Не успел наш класс оглянуться, а на носу праздник – 23 февраля. Надо к «смотру военного строя и песни» готовиться.
Остались после уроков, а Марина – староста спрашивает: «Вам, мальчишки, что больше нравится: фонарики электрические или лобзики?»
Мы от подарков гордо отказались, а вот на смотр «Строя и песни» попросили девчонок придти в длинных, цветных, ярких халатах. На ноги попросили их обуть сабо на толстой подошве. А потом мы показали девочкам, как сделать из жёлтой бумаги японские шляпы.
Они – сёстры – будут провожать героев на битву, и ждать тех, кто вернётся.
Когда девчонки ушли из класса, я предложил петь песню не всем, а только Потапову и Чурееву, так как голоса у них самые подходящие – хриплые и жуткие. А остальные должны были бесстрастно, басом петь припев.
Классная руководительница у нас заболела, и военрук разрешил классу не участвовать в смотре, а потому удивился, когда увидел нас в списке, в пример поставил, вот, мол, какие в седьмом «Б» самостоятельные. Решили и в этом году не подкачать.

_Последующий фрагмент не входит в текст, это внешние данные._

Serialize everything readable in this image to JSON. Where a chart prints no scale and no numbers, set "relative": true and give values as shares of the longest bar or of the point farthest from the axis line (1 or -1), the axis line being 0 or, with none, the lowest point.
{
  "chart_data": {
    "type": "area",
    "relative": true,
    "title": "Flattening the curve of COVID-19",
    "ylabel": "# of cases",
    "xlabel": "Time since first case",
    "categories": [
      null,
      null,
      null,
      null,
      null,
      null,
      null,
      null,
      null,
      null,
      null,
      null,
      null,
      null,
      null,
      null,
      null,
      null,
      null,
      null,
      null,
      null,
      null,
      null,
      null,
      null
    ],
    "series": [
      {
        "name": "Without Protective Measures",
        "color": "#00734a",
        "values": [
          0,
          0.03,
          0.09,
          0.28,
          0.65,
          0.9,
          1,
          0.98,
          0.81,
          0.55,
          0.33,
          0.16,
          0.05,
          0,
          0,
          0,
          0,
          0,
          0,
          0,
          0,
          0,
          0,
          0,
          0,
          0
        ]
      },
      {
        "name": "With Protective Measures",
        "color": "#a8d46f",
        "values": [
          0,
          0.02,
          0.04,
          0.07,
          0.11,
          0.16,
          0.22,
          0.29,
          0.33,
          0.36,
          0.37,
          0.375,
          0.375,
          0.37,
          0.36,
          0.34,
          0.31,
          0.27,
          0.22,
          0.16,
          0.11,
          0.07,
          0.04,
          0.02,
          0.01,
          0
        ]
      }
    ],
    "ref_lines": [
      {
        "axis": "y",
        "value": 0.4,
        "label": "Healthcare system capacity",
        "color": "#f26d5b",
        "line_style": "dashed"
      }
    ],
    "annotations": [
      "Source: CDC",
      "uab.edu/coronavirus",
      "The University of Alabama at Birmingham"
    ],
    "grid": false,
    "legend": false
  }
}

Мы теперь выступали в старшей группе.
Класс вышел, как положено, но стал двумя колоннами: мы с мечами за спиной отдельно, девчонки отдельно. Стоим суровые, спокойные, ни на кого внимания не обращаем. Зато на нас все оглядываются.

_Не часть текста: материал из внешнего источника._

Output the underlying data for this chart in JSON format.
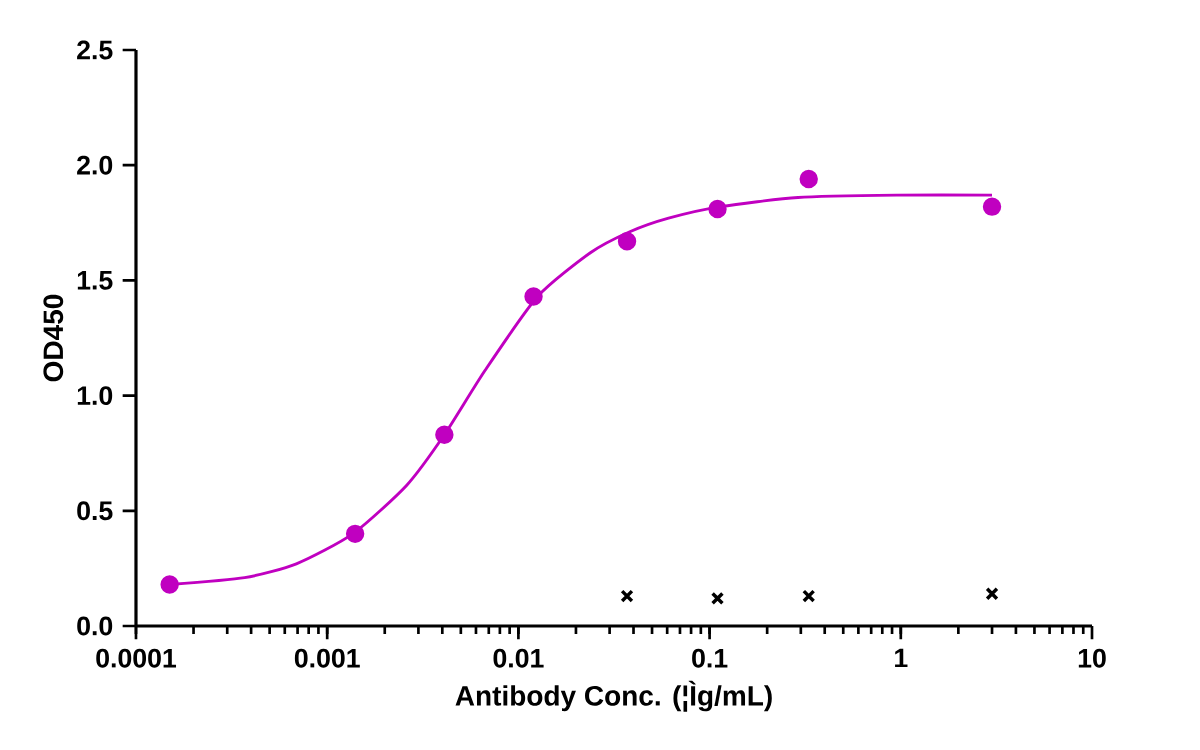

Девчонки заволновались – слабый они народ, бесхарактерный. А мы — самураи. А на дело самурай идет с мёртвым сердцем, ему не нужны эмоции. Если бы из нас кто рассмеялся, то он тут же вышел бы и на глазах у всех сделал харакири, то есть убил бы себя!
Командующий приблизился и удивлённо поинтересовался: «Какой род войск? Повара что ли с весёлками, не пойму?»
Мы стоим молча, мол, погоди, поймёшь, погоди, сам увидишь! А он опять спрашивает: «А кто командир?»
Я – первый среди других – склонил голову.
Директор на нас показал и подозвал военрука, мол, кто они?
Юрий Васильевич крутанул браво ус и улыбнулся нам, как настоящим героям.
А по залу песни гремят: то «Канарейка жалобно поёт», то «Наверх вы, товарищи, все по местам», то про танкистов ребята в шлемах бацают.
Дошло до нас. По залу прошёл ропот, а потом наступила любопытная тишина, будто в первый раз увидели, как выступает седьмой «Б» класс.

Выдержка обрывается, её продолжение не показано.